The healthcare system is more inclined toward market-oriented “treating diseases” rather than “prevention,” so many people only truly encounter health issues when blood pressure becomes uncontrollable or blood vessels become blocked for the first time.
Meanwhile, some intergenerational cultural beliefs continue to increase the risk. The previous generation experienced material scarcity, so they see “big fish and meat,” “eating oily foods,” and “eating until full” as symbols of improved living; many male cultures also regard smoking and drinking as part of socializing, social status, and identity, as if not overexerting the body means not truly integrating into society.
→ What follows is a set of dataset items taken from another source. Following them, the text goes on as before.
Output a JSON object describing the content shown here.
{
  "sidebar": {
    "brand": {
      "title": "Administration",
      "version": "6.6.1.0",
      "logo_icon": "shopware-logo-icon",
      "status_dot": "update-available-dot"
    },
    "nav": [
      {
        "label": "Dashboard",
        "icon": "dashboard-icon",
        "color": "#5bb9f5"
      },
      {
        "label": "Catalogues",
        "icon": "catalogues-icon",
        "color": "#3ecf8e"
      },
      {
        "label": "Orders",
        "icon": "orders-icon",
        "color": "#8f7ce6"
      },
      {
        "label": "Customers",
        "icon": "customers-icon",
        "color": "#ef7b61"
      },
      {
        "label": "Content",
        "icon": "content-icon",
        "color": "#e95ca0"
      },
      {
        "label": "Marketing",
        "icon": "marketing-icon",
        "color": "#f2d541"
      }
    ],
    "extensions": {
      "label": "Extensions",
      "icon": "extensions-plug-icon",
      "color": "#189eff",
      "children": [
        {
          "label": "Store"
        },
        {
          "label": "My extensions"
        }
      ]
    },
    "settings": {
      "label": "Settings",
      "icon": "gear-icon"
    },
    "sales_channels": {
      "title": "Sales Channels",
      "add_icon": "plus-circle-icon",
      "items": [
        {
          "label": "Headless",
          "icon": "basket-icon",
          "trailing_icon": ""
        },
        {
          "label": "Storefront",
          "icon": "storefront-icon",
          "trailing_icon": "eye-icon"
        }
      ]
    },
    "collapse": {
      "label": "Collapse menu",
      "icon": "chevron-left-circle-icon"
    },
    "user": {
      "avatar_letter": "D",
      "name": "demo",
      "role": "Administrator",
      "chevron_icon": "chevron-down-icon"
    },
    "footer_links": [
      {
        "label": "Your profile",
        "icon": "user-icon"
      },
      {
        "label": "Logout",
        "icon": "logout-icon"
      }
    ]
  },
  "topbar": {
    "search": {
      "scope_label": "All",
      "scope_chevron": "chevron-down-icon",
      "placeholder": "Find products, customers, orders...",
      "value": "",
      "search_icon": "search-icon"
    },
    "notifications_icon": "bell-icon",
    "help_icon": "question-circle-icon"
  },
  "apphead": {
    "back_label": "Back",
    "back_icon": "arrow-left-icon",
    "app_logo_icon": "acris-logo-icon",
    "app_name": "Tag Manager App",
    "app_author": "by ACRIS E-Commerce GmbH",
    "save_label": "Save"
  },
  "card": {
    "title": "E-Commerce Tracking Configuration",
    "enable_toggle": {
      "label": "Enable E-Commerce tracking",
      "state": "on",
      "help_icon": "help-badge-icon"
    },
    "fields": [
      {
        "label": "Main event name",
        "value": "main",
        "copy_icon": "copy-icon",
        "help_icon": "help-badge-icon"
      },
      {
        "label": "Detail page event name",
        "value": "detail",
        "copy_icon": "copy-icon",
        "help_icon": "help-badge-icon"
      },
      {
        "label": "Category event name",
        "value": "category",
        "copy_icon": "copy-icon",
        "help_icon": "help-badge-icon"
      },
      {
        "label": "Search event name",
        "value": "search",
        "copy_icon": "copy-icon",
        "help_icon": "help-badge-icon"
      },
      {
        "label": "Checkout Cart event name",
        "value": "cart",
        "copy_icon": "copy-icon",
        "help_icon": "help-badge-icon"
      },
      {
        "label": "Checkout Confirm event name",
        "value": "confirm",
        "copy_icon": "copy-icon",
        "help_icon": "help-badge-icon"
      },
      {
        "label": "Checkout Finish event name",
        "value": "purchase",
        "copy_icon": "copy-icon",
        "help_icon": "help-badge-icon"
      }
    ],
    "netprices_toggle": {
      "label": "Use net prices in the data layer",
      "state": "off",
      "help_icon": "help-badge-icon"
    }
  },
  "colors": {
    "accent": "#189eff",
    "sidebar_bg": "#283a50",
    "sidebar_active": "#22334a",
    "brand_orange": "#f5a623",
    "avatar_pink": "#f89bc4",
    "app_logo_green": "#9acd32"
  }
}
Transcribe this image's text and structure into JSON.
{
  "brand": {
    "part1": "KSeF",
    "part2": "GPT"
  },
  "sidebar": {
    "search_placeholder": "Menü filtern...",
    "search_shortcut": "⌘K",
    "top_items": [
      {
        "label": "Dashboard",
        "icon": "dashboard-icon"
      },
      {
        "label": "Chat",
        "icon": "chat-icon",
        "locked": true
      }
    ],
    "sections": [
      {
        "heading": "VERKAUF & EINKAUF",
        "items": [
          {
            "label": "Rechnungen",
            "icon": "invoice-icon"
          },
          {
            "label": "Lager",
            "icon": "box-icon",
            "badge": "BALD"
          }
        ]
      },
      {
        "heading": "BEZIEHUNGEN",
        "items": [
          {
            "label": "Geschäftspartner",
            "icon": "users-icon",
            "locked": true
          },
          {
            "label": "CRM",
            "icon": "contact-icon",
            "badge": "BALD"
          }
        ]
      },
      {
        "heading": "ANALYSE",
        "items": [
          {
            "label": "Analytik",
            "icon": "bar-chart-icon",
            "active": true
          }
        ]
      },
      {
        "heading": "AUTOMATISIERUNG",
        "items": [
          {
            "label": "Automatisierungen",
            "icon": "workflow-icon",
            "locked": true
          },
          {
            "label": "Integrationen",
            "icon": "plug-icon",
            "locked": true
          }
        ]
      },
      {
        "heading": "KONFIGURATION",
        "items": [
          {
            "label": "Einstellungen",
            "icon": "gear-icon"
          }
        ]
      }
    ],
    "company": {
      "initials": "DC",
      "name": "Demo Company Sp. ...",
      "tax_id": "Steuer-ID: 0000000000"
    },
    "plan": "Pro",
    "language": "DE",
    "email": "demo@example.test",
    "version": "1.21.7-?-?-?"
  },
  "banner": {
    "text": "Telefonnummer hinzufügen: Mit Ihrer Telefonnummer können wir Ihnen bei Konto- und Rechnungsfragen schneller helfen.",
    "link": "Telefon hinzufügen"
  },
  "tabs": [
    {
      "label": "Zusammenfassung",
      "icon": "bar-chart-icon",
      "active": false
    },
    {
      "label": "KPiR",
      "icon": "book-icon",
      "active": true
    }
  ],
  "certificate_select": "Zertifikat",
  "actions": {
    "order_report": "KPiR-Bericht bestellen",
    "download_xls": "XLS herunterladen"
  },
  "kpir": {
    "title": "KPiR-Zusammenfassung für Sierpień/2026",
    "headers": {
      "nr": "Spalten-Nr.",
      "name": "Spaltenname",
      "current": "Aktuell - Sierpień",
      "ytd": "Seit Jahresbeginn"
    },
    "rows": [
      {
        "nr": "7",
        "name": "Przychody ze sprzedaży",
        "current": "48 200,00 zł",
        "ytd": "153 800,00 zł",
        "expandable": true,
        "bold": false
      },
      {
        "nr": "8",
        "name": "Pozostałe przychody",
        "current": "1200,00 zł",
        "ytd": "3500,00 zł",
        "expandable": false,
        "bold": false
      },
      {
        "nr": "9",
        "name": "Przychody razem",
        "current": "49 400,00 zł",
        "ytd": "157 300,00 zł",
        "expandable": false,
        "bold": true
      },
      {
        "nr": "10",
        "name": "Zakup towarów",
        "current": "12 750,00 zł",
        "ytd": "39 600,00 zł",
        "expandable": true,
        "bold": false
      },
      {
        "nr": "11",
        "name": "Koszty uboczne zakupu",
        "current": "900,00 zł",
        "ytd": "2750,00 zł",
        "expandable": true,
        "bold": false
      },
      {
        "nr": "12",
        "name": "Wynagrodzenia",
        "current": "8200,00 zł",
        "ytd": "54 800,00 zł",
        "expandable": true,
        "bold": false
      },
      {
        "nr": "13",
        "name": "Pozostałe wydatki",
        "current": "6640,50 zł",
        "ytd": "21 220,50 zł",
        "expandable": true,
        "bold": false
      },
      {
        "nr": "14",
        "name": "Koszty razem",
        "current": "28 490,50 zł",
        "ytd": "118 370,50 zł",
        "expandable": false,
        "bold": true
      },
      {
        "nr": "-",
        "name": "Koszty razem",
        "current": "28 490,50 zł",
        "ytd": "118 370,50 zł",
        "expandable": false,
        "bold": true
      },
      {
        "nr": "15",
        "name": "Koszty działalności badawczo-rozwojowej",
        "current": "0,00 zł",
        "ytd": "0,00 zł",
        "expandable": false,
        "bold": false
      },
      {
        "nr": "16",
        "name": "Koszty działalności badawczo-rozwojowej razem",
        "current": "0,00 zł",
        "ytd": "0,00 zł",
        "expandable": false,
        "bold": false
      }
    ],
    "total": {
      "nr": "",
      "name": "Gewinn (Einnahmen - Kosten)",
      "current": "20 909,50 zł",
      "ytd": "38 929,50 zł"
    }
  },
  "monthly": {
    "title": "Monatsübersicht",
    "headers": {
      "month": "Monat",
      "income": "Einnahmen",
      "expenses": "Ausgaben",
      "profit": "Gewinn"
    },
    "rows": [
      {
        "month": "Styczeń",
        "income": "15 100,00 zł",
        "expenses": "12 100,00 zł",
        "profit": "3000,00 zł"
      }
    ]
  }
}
Add to that the traditional admiration for “endurance” and “bearing,” and many people, even with long-term headaches, insomnia, and abnormal blood pressure, think “it will pass if I just endure,” until one day they suddenly collapse.
Thus, you will find that strokes and cerebral hemorrhages are never just medical issues; fundamentally, they are social problems: an environment of long-term high pressure, lacking relaxation and health culture, continually pushes people’s bodies toward overexertion; and when institutions tolerate this overexertion, and culture continually rationalizes it, blood vessels ultimately just explode as a metaphor for the entire lifestyle.